Ernest a repoussé sa chaise en faisant du bruit exprès, il sait bien que je ne supporte pas les grincements, et il est sorti. Son sourire n’annonçait rien de bon.
J’étais encore verte de rage quand Albert est rentré avec Philippe, il était passé le rechercher à l’école. Albert, c’est tout le contraire d’Ernest : aussi noir de peau qu’Ernest est fade, aussi musclé que l’autre est maigrichon, aussi tendre que l’autre est sec. Jamais il n’élève la voix et si moi je m’énerve, il me serre dans ses bras et ça passe. Le temps de raconter l’affaire pendant que le petit était ressorti jouer, j’étais déjà rassurée. Rien qu’à le regarder, à sentir contre ma joue sa respiration profonde sous les muscles de sa poitrine, je savais qu’il ne pouvait rien arriver, que notre vie allait reprendre son cours. Une vie faite de confiance, de petites joies et d’harmonie, bien plus fortes que le poison d’un jaloux .

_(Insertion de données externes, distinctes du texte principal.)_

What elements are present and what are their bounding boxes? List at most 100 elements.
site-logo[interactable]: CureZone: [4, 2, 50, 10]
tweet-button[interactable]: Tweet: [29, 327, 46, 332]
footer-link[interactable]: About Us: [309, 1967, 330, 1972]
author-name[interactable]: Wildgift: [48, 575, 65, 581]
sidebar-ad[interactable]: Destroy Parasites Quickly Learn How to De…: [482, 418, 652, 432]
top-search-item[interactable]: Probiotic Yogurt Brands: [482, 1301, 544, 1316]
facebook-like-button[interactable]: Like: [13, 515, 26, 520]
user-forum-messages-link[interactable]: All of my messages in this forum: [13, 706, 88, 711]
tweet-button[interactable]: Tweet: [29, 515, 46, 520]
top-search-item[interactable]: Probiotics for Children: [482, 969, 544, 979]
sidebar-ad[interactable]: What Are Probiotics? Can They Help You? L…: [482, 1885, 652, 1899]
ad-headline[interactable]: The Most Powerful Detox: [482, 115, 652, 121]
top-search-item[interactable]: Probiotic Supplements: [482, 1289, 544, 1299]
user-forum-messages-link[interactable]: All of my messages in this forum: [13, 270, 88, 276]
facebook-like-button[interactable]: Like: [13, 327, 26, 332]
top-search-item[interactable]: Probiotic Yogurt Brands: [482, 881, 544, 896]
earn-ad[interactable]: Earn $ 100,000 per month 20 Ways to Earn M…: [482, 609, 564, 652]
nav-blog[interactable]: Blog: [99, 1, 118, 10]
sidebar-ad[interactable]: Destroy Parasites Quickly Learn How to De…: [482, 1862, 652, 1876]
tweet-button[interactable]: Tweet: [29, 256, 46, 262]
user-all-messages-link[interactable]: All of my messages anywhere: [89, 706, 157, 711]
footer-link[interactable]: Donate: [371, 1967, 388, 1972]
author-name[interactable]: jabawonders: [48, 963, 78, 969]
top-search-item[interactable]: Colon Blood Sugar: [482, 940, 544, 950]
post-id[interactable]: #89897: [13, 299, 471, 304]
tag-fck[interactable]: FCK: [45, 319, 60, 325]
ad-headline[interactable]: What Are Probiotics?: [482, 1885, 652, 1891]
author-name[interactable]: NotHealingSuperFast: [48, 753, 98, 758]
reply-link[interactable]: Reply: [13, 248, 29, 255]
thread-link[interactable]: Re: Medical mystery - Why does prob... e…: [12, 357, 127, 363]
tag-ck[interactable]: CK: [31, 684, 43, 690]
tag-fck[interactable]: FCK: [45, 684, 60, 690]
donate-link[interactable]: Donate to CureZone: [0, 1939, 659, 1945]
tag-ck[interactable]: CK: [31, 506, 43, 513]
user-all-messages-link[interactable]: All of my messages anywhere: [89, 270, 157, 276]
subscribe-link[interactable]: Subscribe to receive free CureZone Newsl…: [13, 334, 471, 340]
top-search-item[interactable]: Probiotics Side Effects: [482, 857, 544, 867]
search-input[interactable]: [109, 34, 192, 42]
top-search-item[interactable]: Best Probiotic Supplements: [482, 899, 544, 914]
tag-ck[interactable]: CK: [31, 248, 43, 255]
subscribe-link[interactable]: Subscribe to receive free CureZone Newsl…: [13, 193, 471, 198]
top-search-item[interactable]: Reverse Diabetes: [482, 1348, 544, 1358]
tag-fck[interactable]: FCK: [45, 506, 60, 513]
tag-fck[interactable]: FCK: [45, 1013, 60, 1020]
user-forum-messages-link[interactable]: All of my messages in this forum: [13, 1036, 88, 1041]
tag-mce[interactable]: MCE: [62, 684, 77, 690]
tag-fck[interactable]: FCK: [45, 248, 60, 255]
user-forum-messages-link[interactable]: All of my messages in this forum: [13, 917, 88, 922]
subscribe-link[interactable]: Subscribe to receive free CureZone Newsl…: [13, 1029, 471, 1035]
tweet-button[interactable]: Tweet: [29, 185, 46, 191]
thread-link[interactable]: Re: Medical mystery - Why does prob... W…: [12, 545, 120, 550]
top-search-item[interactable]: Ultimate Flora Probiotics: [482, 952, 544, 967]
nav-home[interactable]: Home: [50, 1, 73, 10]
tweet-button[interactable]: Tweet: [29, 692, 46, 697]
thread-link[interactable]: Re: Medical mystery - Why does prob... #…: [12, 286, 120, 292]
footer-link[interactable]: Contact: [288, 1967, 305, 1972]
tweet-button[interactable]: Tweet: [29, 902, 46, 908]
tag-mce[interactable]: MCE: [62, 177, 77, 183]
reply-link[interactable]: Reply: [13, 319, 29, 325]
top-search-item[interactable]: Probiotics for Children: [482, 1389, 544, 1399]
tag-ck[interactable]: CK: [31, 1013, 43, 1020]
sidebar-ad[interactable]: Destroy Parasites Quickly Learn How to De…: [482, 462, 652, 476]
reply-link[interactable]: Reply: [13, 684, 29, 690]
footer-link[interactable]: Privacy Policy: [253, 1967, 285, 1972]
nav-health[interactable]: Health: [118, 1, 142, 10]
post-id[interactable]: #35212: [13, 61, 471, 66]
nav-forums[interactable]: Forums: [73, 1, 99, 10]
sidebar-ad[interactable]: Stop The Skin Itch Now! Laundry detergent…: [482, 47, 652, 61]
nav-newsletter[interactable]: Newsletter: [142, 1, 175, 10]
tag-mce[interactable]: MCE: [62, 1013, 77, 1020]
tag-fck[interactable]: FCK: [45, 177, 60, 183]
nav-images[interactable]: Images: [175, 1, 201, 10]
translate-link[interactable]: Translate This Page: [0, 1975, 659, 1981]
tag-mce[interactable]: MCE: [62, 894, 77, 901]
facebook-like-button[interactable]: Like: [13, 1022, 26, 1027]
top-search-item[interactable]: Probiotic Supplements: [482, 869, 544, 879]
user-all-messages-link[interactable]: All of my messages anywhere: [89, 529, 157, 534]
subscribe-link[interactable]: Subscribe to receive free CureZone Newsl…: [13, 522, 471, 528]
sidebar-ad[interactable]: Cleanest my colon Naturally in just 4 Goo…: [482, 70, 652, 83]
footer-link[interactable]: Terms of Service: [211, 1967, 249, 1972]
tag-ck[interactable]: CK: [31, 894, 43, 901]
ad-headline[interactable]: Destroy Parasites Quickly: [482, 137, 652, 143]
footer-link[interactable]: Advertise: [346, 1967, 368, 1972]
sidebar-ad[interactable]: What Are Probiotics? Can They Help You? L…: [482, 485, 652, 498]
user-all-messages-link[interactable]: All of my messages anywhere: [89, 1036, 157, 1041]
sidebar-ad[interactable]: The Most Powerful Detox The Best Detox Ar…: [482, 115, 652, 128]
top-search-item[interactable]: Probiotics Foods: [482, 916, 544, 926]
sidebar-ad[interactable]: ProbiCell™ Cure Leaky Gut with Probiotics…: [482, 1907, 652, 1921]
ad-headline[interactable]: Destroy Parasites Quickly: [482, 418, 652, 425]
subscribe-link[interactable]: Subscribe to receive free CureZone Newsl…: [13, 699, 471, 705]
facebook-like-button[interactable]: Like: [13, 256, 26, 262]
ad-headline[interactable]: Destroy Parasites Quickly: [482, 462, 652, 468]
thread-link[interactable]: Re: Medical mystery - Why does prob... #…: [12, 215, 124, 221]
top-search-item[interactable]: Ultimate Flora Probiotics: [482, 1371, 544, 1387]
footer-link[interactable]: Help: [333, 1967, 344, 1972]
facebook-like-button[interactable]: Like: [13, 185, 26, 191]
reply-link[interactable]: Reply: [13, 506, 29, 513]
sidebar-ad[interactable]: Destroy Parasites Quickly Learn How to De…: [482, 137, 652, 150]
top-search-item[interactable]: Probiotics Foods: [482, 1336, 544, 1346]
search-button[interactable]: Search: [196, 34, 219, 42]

- Ne t’en fais pas, a soufflé Albert dans mes cheveux. Ensemble on ne risque rien.
Le lendemain, c’était la saint-Éloi, avec le dîner annuel qui rassemblait les fermiers du village, le maréchal ferrant, les ouvriers de l’usine métallurgique et le couvreur dans l’arrière salle du Cercle paroissial, à des tables différentes. Selon la tradition, on parlait ici de la vente des récoltes, là de la difficulté de former les jeunes au métier, là encore des intempéries qui avaient fait valser les tuiles d’une grange deux jours avant que le gel ne s’abatte sur le paysage détrempé, figeant les flaques dans les ornières des campagnes et l’eau des rigoles le long des trottoirs. Comme chaque année, Albert s’est joint aux gens du village pour partager un bon moment, se régaler de poulet rôti et de tarte au sucre, et boire un coup en prolongeant l’après-midi. Tout le monde l’apprécie, une fois passée la gêne de s’attabler et de rigoler avec un Noir. Il fait rire son monde en parlant petit nègre et en roulant des yeux, et c’est aussi un bon voisin, toujours à rendre service. Moi, je n’y vais jamais, je laisse les hommes entre eux. Pas que je veuille faire la fière mais ces discussions m'ennuient, et puis il faut garder Philippe.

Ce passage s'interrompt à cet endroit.